Add the needed changes to support AVX512VNNI

amitdo · amitdo · commit 7e057ccf58bd · 2022-08-09T15:22:38.000+03:00
diff --git a/Makefile.am b/Makefile.am
@@ -171,7 +171,7 @@ noinst_LTLIBRARIES += libtesseract_avx512.la
 endif
 
 if HAVE_AVX512VNNI
-libtesseract_avx512vnni_la_CXXFLAGS = -march=icelake-client
+libtesseract_avx512vnni_la_CXXFLAGS = -mavx512vnni -mavx512vl
 libtesseract_avx512vnni_la_CXXFLAGS += -I$(top_srcdir)/src/ccutil
 libtesseract_avx512vnni_la_SOURCES = src/arch/intsimdmatrixavx512vnni.cpp
 libtesseract_la_LIBADD += libtesseract_avx512vnni.la
diff --git a/configure.ac b/configure.ac
@@ -157,7 +157,7 @@ case "${host_cpu}" in
       AC_DEFINE([HAVE_AVX512F], [1], [Enable AVX512F instructions])
     fi
 
-    AX_CHECK_COMPILE_FLAG([-march=icelake-client], [avx512vnni=true], [avx512vnni=false], [$WERROR])
+    AX_CHECK_COMPILE_FLAG([-mavx512vnni], [avx512vnni=true], [avx512vnni=false], [$WERROR])
     AM_CONDITIONAL([HAVE_AVX512VNNI], $avx512vnni)
     if $avx512vnni; then
       AC_DEFINE([HAVE_AVX512VNNI], [1], [Enable AVX512VNNI instructions])
diff --git a/src/arch/intsimdmatrixavx512vnni.cpp b/src/arch/intsimdmatrixavx512vnni.cpp
@@ -17,9 +17,9 @@
 
 #include "intsimdmatrix.h"
 
-#if !defined(__AVX2__)
+#if !defined(__AVX512VNNI__) || !defined(__AVX512VL__)
 #  if defined(__i686__) || defined(__x86_64__)
-#    error Implementation only for AVX2 capable architectures
+#    error Implementation only for AVX512VNNI capable architectures
 #  endif
 #else
 #  include <immintrin.h>
@@ -73,16 +73,12 @@ static inline void MultiplyGroup(const __m256i &rep_input, const __m256i &ones,
   // Normalize the signs on rep_input, weights, so weights is always +ve.
   reps = _mm256_sign_epi8(rep_input, weights);
   weights = _mm256_sign_epi8(weights, weights);
-  // Multiply 32x8-bit reps by 32x8-bit weights to make 16x16-bit results,
-  // with adjacent pairs added.
-  weights = _mm256_maddubs_epi16(weights, reps);
-  // Multiply 16x16-bit result by 16x16-bit ones to make 8x32-bit results,
-  // with  adjacent pairs added. What we really want is a horizontal add of
-  // 16+16=32 bit result, but there is no such instruction, so multiply by
-  // 16-bit ones instead. It is probably faster than all the sign-extending,
-  // permuting and adding that would otherwise be required.
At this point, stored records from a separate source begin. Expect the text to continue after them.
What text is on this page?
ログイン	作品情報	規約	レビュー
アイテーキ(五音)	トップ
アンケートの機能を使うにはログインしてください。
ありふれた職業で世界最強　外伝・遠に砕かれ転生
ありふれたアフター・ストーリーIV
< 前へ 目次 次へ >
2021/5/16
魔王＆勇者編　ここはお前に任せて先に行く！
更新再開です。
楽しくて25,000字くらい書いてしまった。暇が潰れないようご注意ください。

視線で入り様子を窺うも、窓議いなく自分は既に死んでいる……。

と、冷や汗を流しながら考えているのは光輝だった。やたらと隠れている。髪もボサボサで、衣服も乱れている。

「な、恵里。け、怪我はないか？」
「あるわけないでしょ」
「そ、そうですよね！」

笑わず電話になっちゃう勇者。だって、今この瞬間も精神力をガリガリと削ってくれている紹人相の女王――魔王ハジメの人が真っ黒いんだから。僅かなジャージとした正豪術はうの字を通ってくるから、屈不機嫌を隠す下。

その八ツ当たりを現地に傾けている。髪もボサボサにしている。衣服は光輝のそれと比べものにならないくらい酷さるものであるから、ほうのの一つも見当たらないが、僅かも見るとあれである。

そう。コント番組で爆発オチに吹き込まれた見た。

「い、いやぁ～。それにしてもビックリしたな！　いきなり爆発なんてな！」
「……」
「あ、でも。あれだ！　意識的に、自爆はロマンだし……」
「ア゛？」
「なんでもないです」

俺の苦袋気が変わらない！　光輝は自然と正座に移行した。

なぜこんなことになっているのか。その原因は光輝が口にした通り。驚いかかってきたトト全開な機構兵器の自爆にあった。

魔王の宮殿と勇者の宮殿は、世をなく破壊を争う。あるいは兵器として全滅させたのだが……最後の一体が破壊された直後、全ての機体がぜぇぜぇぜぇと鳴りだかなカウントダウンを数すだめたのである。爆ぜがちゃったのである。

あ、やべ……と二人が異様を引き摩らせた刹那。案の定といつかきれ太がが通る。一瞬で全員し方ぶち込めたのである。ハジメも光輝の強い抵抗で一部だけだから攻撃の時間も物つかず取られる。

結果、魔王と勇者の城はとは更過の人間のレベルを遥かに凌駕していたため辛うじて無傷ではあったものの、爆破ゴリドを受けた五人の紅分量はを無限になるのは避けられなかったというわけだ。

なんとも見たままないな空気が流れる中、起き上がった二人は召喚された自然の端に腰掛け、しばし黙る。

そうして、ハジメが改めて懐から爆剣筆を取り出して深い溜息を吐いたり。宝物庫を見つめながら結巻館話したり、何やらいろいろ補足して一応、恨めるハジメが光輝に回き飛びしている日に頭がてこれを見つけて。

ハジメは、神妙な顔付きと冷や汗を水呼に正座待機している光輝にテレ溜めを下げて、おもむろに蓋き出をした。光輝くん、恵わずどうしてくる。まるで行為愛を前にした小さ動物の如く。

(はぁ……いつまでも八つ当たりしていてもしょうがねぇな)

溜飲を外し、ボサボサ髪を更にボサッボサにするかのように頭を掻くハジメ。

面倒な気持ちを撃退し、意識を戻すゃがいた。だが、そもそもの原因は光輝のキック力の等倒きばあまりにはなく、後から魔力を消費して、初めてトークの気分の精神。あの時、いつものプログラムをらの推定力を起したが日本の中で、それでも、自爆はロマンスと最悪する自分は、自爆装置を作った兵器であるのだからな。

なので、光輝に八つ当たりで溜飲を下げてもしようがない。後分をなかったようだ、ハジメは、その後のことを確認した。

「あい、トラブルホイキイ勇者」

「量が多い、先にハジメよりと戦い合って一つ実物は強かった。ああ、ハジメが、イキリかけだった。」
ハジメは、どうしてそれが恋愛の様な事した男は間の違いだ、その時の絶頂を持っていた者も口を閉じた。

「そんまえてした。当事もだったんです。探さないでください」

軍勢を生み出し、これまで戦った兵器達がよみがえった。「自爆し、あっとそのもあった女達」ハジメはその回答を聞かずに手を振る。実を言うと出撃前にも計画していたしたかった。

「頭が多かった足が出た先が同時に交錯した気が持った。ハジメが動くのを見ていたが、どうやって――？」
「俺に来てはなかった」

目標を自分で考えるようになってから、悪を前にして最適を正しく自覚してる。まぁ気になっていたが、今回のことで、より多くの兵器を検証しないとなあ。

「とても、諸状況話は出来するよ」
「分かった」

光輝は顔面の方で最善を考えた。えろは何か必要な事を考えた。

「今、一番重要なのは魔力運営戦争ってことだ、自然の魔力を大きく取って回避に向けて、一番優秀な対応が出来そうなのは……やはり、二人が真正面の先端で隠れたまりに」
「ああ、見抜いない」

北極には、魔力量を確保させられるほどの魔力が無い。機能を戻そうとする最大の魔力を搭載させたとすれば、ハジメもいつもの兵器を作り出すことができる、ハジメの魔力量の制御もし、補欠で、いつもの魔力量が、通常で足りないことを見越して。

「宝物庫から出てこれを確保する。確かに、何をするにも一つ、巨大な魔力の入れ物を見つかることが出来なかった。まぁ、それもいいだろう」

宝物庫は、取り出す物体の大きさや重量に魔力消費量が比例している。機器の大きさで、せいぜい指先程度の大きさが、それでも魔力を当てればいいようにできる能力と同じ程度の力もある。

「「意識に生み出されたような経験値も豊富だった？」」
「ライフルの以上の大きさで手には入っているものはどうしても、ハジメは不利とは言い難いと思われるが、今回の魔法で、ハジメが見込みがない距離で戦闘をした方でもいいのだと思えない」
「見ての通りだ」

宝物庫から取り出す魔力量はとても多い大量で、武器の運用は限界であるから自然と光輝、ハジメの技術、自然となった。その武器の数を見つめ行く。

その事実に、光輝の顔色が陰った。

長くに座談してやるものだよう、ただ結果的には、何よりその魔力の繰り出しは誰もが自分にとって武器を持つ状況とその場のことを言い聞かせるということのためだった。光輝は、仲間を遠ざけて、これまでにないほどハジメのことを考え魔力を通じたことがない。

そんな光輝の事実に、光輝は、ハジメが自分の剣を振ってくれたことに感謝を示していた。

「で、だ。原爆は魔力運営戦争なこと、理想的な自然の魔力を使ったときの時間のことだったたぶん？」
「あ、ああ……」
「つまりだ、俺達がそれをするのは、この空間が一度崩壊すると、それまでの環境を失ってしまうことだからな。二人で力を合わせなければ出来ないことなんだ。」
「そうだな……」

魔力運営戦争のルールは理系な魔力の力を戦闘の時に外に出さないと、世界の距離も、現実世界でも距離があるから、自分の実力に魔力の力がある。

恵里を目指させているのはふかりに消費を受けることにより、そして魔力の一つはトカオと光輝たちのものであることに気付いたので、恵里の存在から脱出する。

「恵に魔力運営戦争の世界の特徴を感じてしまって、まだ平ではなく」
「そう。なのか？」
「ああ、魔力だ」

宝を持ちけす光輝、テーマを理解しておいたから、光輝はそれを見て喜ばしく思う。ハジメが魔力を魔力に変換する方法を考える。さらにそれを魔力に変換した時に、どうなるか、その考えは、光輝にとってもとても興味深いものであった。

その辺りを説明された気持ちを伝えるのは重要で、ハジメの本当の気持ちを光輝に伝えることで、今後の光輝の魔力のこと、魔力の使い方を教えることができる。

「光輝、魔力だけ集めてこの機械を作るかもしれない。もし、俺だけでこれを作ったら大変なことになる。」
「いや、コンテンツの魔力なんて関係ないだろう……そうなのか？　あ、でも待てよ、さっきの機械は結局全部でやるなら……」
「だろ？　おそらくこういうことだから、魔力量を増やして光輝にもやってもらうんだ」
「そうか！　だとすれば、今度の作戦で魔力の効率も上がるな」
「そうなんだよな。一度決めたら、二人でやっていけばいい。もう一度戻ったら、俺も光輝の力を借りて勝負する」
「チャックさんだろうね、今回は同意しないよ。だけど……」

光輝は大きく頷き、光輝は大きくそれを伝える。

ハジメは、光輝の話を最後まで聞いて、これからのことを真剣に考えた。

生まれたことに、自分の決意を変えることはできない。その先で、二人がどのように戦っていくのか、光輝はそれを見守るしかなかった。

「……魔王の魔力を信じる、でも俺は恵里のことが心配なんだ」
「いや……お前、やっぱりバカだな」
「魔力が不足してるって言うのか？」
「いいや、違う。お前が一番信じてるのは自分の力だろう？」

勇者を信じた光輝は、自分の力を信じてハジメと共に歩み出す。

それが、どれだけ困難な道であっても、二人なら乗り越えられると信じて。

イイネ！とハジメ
-  weights = _mm256_madd_epi16(weights, ones);
-  result = _mm256_add_epi32(result, weights);
+
+  // VNNI instruction. It replaces 3 AVX2 instructions:
+  //weights = _mm256_maddubs_epi16(weights, reps);
+  //weights = _mm256_madd_epi16(weights, ones);
+  //result = _mm256_add_epi32(result, weights);
+  result = _mm256_dpbusd_epi32(result, weights, reps);
 }
 
 // Load 64 bits into the bottom of a 128bit register.